O homem que voa

Quadro de Walton Ford

Conforme os horários há rostos que se tornam familiares e rostos eventuais, ao principio eu era um rosto eventual, e os habituais olhavam de outra forma, agora sei o nome de alguns, a profissão de outros, conheço algumas das crianças e passei a fazer parte dos habituais.
Cumprimentam com bom dia ou boa tarde, com um sorriso, um aceno por vezes imperceptível, fazem comentários “Foi à praia! Fica logo queimadinha!”, “A semana passada esteve um tempo muito estranho, lembra-se de quarta-feira?”, “Esta menina sabe que faz o mesmo horário!”, “Então as férias? Espero que tenha guardado uns diazinhos porque isto não é Verão!”.

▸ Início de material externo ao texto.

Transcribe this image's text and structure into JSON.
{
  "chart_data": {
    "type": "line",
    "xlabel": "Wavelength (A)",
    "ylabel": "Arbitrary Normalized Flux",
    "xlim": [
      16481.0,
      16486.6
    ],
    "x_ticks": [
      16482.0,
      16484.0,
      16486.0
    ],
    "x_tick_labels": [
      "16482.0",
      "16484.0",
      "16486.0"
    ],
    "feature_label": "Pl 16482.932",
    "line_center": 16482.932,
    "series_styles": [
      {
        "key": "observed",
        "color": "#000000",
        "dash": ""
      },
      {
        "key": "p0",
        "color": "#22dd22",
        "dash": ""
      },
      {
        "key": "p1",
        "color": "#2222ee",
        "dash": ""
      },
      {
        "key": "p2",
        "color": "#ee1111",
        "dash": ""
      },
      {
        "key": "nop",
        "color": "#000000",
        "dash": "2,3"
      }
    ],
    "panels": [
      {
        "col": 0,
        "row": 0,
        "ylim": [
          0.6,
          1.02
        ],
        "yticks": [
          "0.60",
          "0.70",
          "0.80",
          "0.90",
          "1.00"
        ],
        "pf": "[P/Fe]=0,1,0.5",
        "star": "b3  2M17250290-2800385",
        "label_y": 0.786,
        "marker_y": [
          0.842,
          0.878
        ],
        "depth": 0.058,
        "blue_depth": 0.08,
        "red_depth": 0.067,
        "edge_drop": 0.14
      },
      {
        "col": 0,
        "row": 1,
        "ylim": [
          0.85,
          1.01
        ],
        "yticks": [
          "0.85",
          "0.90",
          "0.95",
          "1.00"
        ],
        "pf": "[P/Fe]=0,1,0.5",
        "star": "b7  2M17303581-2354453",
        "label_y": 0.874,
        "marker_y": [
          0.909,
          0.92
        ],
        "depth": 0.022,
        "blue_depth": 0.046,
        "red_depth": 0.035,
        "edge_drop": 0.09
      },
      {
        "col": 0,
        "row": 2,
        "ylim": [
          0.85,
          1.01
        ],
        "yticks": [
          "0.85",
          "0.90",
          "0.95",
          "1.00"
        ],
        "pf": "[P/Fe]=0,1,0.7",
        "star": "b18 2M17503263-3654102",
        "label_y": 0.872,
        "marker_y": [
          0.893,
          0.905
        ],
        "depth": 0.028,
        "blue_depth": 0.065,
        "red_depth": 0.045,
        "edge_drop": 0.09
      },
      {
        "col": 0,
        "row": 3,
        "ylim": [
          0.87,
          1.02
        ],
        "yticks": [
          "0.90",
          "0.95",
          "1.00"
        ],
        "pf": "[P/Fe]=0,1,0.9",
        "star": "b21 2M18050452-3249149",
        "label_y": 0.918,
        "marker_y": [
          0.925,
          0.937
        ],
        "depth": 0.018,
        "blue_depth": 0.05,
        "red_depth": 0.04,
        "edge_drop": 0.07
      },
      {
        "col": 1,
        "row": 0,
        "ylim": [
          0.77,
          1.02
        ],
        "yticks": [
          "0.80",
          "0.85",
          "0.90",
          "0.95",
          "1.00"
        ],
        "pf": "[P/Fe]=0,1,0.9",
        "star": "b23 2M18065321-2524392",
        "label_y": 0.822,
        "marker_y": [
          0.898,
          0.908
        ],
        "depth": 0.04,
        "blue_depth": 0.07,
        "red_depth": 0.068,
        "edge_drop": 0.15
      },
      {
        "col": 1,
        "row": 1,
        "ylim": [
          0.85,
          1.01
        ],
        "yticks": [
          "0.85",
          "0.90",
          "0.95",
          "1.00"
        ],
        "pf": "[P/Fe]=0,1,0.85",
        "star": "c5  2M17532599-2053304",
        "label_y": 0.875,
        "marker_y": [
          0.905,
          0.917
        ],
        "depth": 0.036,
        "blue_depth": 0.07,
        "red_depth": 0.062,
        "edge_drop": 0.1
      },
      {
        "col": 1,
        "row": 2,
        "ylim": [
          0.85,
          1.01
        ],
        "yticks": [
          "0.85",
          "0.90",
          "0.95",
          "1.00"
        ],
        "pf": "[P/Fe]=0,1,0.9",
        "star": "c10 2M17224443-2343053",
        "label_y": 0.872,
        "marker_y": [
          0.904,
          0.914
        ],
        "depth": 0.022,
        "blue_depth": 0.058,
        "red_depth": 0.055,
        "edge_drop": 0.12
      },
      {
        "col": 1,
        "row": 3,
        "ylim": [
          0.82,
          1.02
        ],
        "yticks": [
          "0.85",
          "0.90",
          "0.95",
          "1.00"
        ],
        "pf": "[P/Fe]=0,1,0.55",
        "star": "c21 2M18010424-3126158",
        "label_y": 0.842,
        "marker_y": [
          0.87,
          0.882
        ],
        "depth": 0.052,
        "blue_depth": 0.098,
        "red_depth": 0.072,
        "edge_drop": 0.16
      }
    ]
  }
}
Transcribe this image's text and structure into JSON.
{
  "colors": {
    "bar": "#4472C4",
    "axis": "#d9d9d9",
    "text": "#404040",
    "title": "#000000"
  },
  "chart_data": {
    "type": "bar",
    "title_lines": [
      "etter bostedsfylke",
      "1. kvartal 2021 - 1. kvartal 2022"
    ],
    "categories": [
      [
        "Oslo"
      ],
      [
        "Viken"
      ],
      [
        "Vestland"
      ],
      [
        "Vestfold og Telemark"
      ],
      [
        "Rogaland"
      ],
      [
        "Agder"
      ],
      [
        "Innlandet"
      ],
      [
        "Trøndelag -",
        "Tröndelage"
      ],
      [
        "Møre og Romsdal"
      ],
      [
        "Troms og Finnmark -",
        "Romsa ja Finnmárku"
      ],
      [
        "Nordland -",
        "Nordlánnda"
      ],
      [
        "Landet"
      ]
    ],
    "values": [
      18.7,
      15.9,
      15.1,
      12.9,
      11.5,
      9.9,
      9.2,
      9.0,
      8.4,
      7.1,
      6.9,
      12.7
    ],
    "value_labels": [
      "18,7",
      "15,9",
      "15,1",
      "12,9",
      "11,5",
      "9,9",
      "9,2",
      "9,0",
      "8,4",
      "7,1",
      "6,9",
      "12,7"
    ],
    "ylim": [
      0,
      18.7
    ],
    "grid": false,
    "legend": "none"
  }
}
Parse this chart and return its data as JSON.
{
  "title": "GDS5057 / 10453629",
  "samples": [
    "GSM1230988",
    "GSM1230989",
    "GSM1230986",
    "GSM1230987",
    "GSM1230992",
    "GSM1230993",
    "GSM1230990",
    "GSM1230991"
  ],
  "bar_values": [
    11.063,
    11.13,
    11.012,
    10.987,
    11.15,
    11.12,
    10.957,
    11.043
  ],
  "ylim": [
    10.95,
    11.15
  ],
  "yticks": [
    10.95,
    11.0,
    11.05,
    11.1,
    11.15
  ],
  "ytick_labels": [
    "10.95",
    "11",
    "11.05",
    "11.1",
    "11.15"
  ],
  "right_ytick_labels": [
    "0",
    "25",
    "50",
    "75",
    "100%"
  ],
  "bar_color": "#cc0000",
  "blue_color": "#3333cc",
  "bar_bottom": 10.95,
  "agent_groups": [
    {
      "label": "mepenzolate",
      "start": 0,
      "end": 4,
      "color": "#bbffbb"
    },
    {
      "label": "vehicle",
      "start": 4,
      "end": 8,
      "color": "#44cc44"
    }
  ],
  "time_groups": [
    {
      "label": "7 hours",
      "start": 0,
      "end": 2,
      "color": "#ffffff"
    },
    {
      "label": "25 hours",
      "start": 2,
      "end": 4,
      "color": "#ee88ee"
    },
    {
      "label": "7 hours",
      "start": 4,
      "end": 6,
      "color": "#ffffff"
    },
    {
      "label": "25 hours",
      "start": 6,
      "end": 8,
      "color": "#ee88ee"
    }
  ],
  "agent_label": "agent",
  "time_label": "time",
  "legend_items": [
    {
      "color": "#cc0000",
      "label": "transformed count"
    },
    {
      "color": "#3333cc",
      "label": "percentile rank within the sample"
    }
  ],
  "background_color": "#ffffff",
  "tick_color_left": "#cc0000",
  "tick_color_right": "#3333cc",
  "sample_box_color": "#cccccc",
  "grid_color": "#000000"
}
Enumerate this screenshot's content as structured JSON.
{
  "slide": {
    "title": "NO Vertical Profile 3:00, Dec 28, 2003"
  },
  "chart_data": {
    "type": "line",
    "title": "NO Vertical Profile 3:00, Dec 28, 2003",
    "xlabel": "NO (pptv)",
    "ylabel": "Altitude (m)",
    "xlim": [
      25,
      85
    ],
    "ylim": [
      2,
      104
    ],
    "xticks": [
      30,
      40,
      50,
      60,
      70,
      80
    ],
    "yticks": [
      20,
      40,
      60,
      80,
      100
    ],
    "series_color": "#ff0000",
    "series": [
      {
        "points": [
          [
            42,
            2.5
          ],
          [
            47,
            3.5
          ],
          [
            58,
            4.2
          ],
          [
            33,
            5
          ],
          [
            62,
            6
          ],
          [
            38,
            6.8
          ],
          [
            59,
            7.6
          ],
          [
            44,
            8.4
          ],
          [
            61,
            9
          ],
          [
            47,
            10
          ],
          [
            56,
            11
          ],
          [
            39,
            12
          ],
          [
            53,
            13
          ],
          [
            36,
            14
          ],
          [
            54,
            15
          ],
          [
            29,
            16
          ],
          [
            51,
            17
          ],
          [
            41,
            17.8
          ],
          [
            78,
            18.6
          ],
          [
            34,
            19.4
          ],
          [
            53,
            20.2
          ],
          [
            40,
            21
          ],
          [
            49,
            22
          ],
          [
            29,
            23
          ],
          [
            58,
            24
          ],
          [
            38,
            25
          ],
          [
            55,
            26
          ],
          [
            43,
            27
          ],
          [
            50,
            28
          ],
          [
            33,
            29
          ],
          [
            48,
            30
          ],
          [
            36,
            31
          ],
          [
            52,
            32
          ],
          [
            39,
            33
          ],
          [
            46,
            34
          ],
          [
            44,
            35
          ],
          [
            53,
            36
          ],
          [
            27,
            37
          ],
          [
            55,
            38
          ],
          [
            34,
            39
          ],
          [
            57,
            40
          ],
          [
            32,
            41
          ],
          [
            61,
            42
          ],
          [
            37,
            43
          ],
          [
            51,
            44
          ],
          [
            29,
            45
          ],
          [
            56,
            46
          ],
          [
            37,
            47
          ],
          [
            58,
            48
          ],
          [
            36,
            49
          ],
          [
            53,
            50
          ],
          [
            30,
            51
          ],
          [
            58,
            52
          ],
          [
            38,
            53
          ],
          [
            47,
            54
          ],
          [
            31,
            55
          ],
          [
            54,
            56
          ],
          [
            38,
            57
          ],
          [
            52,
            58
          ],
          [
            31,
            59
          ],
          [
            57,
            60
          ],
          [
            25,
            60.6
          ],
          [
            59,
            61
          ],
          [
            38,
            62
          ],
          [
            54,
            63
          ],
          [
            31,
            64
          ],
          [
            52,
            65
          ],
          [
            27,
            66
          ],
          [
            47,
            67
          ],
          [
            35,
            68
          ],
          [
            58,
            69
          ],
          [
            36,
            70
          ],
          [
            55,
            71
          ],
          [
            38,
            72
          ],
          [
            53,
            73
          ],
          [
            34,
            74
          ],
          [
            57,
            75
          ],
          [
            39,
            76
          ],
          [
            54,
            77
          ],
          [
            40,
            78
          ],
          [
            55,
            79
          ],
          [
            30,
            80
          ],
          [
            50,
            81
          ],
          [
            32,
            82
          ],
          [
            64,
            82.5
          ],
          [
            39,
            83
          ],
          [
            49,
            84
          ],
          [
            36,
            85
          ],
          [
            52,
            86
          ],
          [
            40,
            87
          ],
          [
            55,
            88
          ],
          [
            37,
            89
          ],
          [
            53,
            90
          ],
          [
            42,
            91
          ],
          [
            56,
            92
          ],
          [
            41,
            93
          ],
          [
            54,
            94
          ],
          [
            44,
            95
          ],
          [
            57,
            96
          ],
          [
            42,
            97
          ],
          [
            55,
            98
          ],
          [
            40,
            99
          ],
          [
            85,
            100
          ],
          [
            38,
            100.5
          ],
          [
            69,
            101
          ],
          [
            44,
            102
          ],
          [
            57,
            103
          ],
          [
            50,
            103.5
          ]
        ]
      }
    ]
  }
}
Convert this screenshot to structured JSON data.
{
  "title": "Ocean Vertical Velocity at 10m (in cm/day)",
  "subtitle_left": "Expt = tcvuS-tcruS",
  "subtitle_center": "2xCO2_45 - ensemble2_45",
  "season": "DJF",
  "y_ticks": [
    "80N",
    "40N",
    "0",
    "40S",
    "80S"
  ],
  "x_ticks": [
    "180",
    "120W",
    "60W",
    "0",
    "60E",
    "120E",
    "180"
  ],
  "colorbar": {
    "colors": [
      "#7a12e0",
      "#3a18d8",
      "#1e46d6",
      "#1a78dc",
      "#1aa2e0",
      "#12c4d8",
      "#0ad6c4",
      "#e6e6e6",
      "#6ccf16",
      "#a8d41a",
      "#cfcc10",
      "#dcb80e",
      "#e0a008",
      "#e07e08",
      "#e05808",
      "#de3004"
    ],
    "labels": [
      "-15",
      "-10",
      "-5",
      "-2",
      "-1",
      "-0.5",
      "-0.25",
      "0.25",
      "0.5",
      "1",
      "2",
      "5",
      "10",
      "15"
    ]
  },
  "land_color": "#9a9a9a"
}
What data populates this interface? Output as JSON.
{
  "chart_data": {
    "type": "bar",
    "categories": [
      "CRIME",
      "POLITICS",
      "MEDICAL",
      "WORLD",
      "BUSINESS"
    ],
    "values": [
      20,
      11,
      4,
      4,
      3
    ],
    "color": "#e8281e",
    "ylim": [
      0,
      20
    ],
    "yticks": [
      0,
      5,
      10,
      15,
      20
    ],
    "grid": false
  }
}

Três paragens antes de eu sair ou três paragens depois de eu entrar, entra o homem, tem cabelos brancos, rugas, uma pasta de cabedal réplica das “antigas”, com chuva botas de cowboy, agora mocassins, uma testa com abertas, os phones, e faz um ligeiro aceno de reconhecimento, cede sempre o lugar a alguém mais velho, a uma grávida, a alguém com uma criança ao colo, de resto parece sempre tão absorto pela viagem como eu, e quando nos deparamos com pequenas coisas, uma fachada de azulejos, um medalhão noutra fachada, as sardinheiras em flor sorrimos, por vezes acabamos por tropeçar no sorriso um do outro.
Suponho pelo ar geral que era adolescente ou pelo menos jovem quando nasci, a única vez que se dirigiu a mim foi por “menina” (sente-se a menina que vai carregada), tem sempre umas camisas fantásticas!
Acho que reparei quando o vi de camisa preta que parecia sarapintada de bolas, afinal eram ovnis, estilizados, brancos, uma azul com penas num padrão branco, fizeram-me passar a reparar a fantástica coleção de camisas.
Há essas duas, há uma que podia ser uma espécie de um V mais aberto, mas decidi que são gaivotas, há uma de padrão quase oriental, embora de tons discretos, beije e branco, que são nuvens e aquela espécie de sinal que se desenha quando se quer representar o vento.
E há a de hoje, uma camisa branca, salpicada de colibris coloridos, fixei a camisa, descobri que com os colibris, convivem sobre o tecidos araras azuis, espantosamente do mesmo tamanho.
Ele continuou a ver o mundo pelo vidro, com os phones e um murmúrio de acompanhar a música, eu fiquei fascinada com colibris e araras num padrão invulgar, fui apanhada, devo ter corado como uma criança que faz asneira, o homem olhou a camisa, talvez a pensar que tivesse um nódoa, um botão aberto, lançou-me um olhar de espanto, mas o Gabriel, gritou “piu-pius…piu-pius”, eu sorri e acho que o homem percebeu que o meu fascínio é igual ao do Gabriel que tem vindo devagar a dizer palavras e que já tira a chucha para dizer “Olá”.
Não sei se é empregado de escritório, professor, contabilista, sei que arruma canções como eu arrumo palavras, hoje também deu para ouvir o que ouvia, reconheci a voz de um dos “homens da minha vida” (Peter Gabriel nunca saberá desta paixoneta), e foi um instante até reconhecer Génesis, versão muito antiga “A Place to call my own”, “Um lugar que chame meu”.
O homem que voa saiu, com colibris e araras, embalado na música, primeiro disse “Então boa tarde!” eu respondi “Boa tarde” e ele saiu a voar num adejar de asas ao vento, para um sítio que chame seu.